Driving Next Level Success

Steve Jobs — Self-concept Propelled His Success

Posted on 02/22/2019 in 360 Degree Assesssment, Featured Articles, MBTI® Resource Center by Jack Speer

Self-concept is the sum of the way you see yourself, who you believe yourself to be.

You might not identify with Steve Jobs personally, but there is a great deal we can learn from him about self-concept, as well as our confidence in ourselves, our lives and careers.

If there is one single factor that is predictive of how your life will turn out, it’s your own self-concept. There is literally no way that you can be successful at anything if you do not believe you can.

According to the ancient saying, “As a woman thinks in her heart, so is she.  As a man thinks in his heart, so is he.” (quotes with gender updates.)

Steve Jobs’ self-concept was his single most important asset.  He had a lot of reasons to have a poor self-concept.  But the final evaluation of his life is that he is one of the most significant innovators of the 20th and 21st Century, yet he broke almost every rule that any executive coach would give someone for success.

Early Life Went Against Steve Jobs’ Self-concept

  • Steve Jobs was an adopted child and haunted by the feeling of rejection, wondering why his true parents had abandoned him.
  • He was not a good student and never took a college course for credit.
  • His interest in technology led him to learn to code, but he wasn’t good at it.
  • He lacked interpersonal skills and often angered those around him.
  • He was a poor father.  As he was abandoned, he abandoned and ignored his first child, though he later formed a relationship with her.

Steve Jobs’ Life was Bigger than the Sum of His Failures

Steve Jobs never saw himself as the sum of his failures—he always believed that his identity was the sum of his possibilities. 

The moment I am trapped in the prison of my past mistakes and chained to my present limitations, my own self-concept will never allow me to move forward.

This is how Steve Jobs ignored Past Mistakes and Managed his own self-concept

He prepared for life, following his own interests and passions: He learned to do carpentry from his father. He was self-taught in coding. He had a passion for elegant design and audited a design course in college, which gave him insights into how he later developed the famous Apple sense of design.

He allied with people who did what he couldn’t do: Since Jobs was really poor at technology, he allied with Steve Wozniak, later co-founder of Apple, to do the heavy lifting on technology.

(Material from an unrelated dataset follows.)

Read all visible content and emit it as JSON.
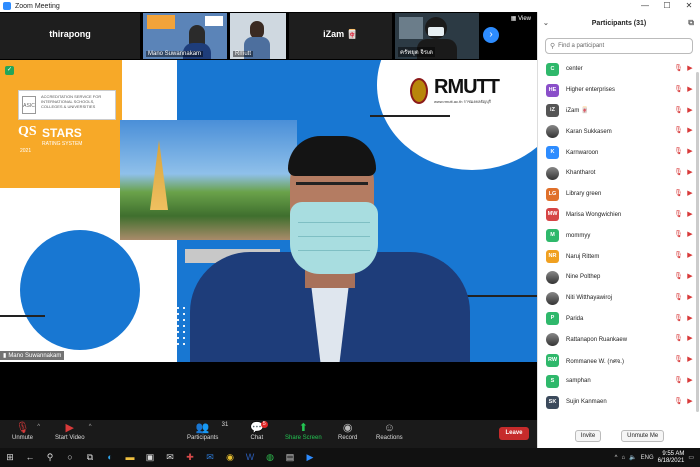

He understood that what he thought was the most important thing he did.  The cell phones of the 90’s were miracles from the perspective that they didn’t tie people to places. They had no cords. The iPhone connected people from every point on the globe and to everything that had ever existed in music, literature, and films; put a camera in your pocket and games at your fingertips.

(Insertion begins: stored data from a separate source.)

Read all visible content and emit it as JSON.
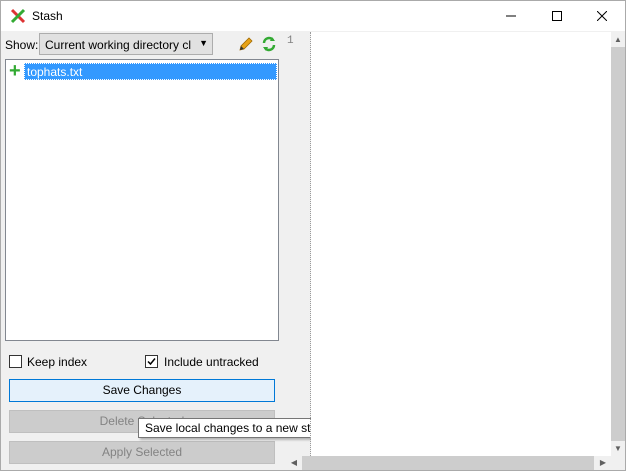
{
  "window": {
    "title": "Stash"
  },
  "toolbar": {
    "show_label": "Show:",
    "show_value": "Current working directory cl"
  },
  "files": [
    {
      "name": "tophats.txt",
      "status": "added"
    }
  ],
  "options": {
    "keep_index_label": "Keep index",
    "keep_index_checked": false,
    "include_untracked_label": "Include untracked",
    "include_untracked_checked": true
  },
  "buttons": {
    "save": "Save Changes",
    "delete": "Delete Selected",
    "apply": "Apply Selected"
  },
  "tooltip": "Save local changes to a new stash, then revert local changes",
  "editor": {
    "line_number": "1"
  }
}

Steve Jobs sold his vision to everyone he encountered. He constantly and relentlessly sold his ideas over cocktails or from the stage. People were mesmerized by his stories of what technology would do, even when the listener doubted the practicality or even the truth of what Jobs was saying.

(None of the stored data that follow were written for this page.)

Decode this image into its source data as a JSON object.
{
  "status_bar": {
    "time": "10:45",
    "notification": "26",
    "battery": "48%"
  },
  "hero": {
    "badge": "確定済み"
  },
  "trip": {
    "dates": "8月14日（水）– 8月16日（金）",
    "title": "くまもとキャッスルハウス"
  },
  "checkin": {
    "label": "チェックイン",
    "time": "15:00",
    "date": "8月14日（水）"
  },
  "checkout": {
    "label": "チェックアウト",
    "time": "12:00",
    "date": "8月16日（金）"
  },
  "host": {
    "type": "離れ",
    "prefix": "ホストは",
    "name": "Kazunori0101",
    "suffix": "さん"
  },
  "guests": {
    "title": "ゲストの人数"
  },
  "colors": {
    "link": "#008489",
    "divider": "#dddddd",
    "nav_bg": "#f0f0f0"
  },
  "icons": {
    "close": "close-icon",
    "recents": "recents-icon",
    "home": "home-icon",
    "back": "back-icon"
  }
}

Here is what we can learn from Steve Jobs:

1. You are not the sum of your past errors, failures or limitations. They form the foundation of what you’ve learned from the past.

2. Self-concept is learned, not inherited. You can change your self-concept.  A great deal of research has been done on self-concept, and experts agree that our self-concept is learned, not given to us. It begins to form in early childhood.  As we grow older, self-concept is not as easy to change, but people can go through amazing transformations as they learn the truth about themselves and their abilities.

3. You need ideas just as much as a resume. The person who stands out from thousands of competing resumes is the person who is not only technically skilled and experienced but someone who brings a specific idea or mindset that will propel the organization forward. Not everyone has the ability to have innovative ideas—some of the biggest most profitable ideas come from building on someone else’s innovation.

You have a bright future if you see yourself as a person who has succeeded and deserves to succeed.

The way you view yourself now is a composite of all of the experiences of your life.  It’s how your family saw you when you were a child, the beliefs about what people thought you could achieve. To some, earlier experiences were so difficult that it is not easy to escape them now.

Of course, most of us see ourselves as a mixed bag of positive and negative characteristics. We have to be realistic about ourselves, but we must see ourselves as on a journey to a place where we can learn, achieve, grow, and serve. Jobs saw outcomes as the most important thing, and he passionately believed he could achieve them. What about you?